Critiques

KEN Mode

Void

  • Artoffact Records
  • 2023
  • 40 minutes
8
Le meilleur de lca

L’année dernière, le trio winnipegois nous avait présenté le premier de deux albums jumeaux. Paru en septembre 2022, Null est caractérisé par un subtil virage sonore et ce n’est certainement pas étranger à l’arrivée de la multi-instrumentiste Katryn Kerr (piano, saxophone atonal, violoncelle, etc.). Même si l’auteur de ces lignes souhaitait un apport sonore plus significatif de la part de la nouvelle venue, ce premier effort laissait au moins entrevoir le possible élargissement du potentiel orchestral et compositionnel de KEN Mode.  

Voilà maintenant Void. Les chansons regroupées sur cet opus ont été colligées par Andrew Schneider pendant les mêmes sessions d’enregistrement que Null. Cette fois-ci, on y entend clairement l’effort de régénération que le groupe souhaitait administrer à ses nouveaux morceaux. Pour une chanson puissante et agressive comme l’introductive The Shrike — et typiquement KEN Mode, disons-le —, Jesse Matthewson (voix, guitare) et ses ouailles dévoilent un visage remodelé avec la superbe These Wires qui nous transporte officiellement dans leur nouvel univers. Mélancolique et émouvante, on peut y entendre en conclusion le piano frémissant de la multi-instrumentiste.

Dans We’re Small Enough, les synthés de Katryn Kerr sont de nouveau à l’avant-plan et n’amenuisent en rien la furie habituelle proférée par le groupe. On salue aussi avec enthousiasme le saxophone atonal entendu dans I Cannot. On pense au martèlement de la formation Swans dans A Reluctance of Being et Painless est un brûlot punk métal fort efficace.

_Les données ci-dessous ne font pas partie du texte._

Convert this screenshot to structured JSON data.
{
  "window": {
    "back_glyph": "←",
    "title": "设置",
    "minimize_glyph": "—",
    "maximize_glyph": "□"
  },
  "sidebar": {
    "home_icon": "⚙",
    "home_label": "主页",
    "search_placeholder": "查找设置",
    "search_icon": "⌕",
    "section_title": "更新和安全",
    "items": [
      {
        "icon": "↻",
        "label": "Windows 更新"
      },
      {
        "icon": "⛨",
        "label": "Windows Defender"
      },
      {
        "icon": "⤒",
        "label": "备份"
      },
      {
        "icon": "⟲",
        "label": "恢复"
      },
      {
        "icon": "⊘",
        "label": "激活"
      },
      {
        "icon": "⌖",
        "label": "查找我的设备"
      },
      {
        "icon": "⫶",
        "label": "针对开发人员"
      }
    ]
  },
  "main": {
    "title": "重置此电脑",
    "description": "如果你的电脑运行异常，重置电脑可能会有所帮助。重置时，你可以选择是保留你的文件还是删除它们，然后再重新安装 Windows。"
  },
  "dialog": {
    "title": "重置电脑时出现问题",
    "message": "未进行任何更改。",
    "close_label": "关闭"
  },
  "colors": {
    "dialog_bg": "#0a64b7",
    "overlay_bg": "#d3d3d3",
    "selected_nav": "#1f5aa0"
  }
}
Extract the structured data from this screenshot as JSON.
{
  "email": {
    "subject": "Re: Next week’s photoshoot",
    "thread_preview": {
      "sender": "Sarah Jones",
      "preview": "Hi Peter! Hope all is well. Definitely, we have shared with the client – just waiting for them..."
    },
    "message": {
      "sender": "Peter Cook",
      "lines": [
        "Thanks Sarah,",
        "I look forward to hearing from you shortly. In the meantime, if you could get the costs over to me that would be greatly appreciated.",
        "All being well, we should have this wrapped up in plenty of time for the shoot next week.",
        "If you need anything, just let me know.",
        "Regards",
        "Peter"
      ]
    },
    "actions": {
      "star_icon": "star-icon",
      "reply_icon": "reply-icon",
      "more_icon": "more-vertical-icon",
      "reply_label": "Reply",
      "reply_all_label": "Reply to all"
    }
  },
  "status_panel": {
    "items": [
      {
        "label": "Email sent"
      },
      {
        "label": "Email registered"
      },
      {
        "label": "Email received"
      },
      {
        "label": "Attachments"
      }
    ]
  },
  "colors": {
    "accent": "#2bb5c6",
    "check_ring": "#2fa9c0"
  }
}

Littérairement, KEN Mode nous replonge dans ce florilège d’émotions contradictoires que nous avons toutes et tous ressenties au climax de la pandémie de Covid-19. Dans la conclusive Not Today, Old Friends, Matthewson pose un regard très dur, mais juste, sur ces personnes qui font un grand cas de leur générosité et de leur empathie… ces individus qui affirment se soucier réellement de leur prochain, mais qui, si on gratte ce vernis « compatissant », nous permet de découvrir une sorte d’hypocrisie habilement alimentée par le marketing dit « relationnel ». Cette pièce est la plus originale de tout le répertoire de KEN Mode.

That kindness, no matter how grating

That concern, no matter how fleeting
That love, no matter how bloodless
Has been noted
And isn’t that what matters?

– Not Today, Old Friends

En faisant une place plus importante à Katryn Kerr, la formation canadienne concrétise l’ambition de s’extirper de sa recette coutumière. À la fois puissant et spleenétique, ce Void est une évocation pertinente du lourd fardeau affectif porté par certains de nos compatriotes pendant cette pandémie.

Si vous aimez un groupe comme Chat Pile, mais en mode plus « enragé », vous adorerez la nouvelle approche de KEN Mode.

Un pari orchestral équilibré et réussi.